Famoso

Khadija «Sue» Watson.—Ex-pastor, misionera, catedrática, Master Degree en Divinidad

«¿Qué te pasó?» Esta era la primera reacción que encontré cuando mis ex-compañeros de clase, amigos y pastores me vieron después de haber abrazado el Islam. Supongo que no podría culparlos.

Era altamente improbable que una persona como yo cambiaría de religión. Anteriormente, era catedrática, pastor, con mi propia iglesia y misionera.

Si alguien fue un fundamentalista radical fui yo. Acababa de graduarme con un Master Degree en Divinidad de un seminario elite cinco meses atrás. Fue después de esa época que conocí a una dama que había trabajado en Arabia Saudita y que había abrazado el Islam. Por supuesto que le pregunté sobre el tratamiento de las mujeres en el Islam. Me impactó su respuesta, no era lo que yo esperaba, así que procedí a hacerle otras preguntas relacionadas con Allah y Muhammad (la paz y las bendiciones de Dios sean con él).

Me informó que me llevaría al Centro Islámico donde podrían responder mejor mis preguntas. Habiendo sido enseñada a rezar a Jesús para protección en contra de los espíritus demoniacos, y como evangélica se me enseñó que el Islam era una religión demoniaca y satánica, fui totalmente impactada por este acercamiento, directo y honesto. Nada de intimidación, nada de acoso, nada de manipulación psicológica, nada de influencia subliminal. Nada de eso. «Tengamos un estudio Coránico en tu casa» como parte del estudio de la Biblia. No podía creerlo. Me dieron algunos libros y me dijeron que si tenía algunas preguntas estaban en disposición de contestarlas en la oficina. Esa noche leí todos los libros que me dieron Fue la primera vez, que leí un libro sobre el Islam escrito por un musulmán, había estudiado y leído libros sobre el Islam escritos solamente por Cristianos.

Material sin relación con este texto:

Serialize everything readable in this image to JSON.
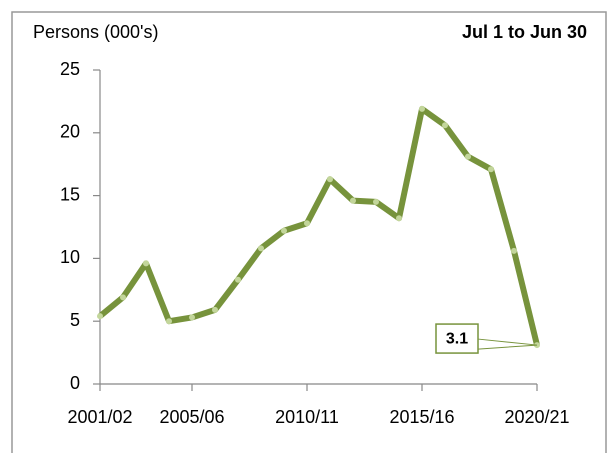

Al día siguiente, pase tres horas en la oficina haciendo preguntas. Esto fue durante toda una semana, durante la cual leí doce libros y supe porque los musulmanes son la gente más difícil en el mundo de convertir al Cristianismo. ¿Por qué? Porque no hay nada que ofrecerles a ellos (en el Islam). Hay una relación con Allah, perdón de pecados, salvación y promesa de una Vida Eterna.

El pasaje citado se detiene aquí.